Vovô me ensinava sobre a vida. Eu chegava na casa dele e ele corria a me chamar no jardim. Passava longos minutos me mostrando as novas rosas que abriam, a hortelã que tinha plantado, o manjericão que crescia e atraía vespas, o limoeiro lotado, o pé de acerola vermelhinho. Ele amava as plantas e dividia a vida delas com a gente, os netos.
Lembro que o vizinho tinha uma pitangueira e um pessegueiro. E se a gente pendurasse no beiral do terraço de cima, conseguia alcançá-la. Quantas tardes eu passei com o meu avô, debruçada na mureta comendo pitangas vermelhinhas e cuspindo seus caroços.
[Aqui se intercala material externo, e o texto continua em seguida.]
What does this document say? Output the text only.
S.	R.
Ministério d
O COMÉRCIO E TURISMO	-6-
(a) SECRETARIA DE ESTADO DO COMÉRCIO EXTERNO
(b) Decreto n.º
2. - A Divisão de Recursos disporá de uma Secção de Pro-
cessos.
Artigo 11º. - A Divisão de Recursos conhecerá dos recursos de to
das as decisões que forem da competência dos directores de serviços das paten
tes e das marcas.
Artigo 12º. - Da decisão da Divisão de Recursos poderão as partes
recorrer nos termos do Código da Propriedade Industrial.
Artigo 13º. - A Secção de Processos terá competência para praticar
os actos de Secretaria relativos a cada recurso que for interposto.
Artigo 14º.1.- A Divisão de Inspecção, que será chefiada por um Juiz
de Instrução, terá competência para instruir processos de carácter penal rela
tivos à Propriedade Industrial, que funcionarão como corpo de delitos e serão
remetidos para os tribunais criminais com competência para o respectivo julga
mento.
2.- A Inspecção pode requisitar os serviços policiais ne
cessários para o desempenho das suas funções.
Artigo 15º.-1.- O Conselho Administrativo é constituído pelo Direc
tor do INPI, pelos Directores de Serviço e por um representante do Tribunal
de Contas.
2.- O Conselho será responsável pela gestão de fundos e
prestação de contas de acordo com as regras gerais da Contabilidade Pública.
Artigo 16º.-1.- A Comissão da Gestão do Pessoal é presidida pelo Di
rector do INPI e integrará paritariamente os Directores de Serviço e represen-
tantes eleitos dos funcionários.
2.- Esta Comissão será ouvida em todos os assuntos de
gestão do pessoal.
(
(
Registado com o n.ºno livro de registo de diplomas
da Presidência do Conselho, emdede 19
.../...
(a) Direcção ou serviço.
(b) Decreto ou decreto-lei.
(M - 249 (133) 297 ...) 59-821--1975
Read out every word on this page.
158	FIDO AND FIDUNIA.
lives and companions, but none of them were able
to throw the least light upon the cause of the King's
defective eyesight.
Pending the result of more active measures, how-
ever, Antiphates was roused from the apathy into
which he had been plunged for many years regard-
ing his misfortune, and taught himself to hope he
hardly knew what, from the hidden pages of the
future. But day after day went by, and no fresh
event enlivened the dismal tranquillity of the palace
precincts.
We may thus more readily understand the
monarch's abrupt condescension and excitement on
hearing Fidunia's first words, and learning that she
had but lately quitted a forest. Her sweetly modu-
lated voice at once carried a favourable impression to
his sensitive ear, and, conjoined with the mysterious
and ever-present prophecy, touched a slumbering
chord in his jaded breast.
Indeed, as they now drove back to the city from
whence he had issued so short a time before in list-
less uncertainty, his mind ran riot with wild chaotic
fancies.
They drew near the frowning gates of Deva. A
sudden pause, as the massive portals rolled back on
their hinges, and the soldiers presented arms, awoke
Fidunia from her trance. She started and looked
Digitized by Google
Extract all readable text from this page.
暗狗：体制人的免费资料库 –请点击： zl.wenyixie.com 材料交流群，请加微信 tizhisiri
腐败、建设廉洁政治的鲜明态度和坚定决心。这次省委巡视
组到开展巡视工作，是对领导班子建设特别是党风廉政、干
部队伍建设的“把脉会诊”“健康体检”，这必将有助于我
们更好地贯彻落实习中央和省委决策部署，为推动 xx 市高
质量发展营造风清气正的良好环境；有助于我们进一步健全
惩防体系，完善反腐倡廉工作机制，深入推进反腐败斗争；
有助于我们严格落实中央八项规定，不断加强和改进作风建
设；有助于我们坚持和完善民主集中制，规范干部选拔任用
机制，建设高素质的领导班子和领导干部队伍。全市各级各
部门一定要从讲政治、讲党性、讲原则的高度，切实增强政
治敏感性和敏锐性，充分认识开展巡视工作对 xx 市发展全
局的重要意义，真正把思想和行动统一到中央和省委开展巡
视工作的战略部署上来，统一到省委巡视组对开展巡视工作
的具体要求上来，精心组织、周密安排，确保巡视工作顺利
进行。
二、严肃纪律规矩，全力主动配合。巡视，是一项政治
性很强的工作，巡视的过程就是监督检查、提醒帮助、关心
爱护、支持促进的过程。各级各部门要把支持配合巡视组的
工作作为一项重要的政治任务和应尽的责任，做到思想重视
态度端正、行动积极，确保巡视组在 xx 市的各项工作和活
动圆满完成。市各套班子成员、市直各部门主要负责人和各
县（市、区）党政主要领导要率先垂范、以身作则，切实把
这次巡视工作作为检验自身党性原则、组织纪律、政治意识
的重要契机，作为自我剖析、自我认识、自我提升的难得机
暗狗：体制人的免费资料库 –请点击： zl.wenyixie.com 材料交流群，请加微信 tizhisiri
E quando ficávamos extasiados e abarrotados de pitanga, colhíamos as maduras e levávamos para a cozinha, onde minha avó inventaria um desfecho: geléia ou suco.
Meu avô era daqueles que vivem sorrindo. Quando menina eu cantava para ele a música do Balão Mágico “o meu avô é doce como caramelo, o meu avô é fofo como algodão, o meu avô tem muitas coisas e um castelo, de mentirinha mas é um bruta castelão”. Ele era assim, sonhava um mundo e deixava a gente sonhar nele também.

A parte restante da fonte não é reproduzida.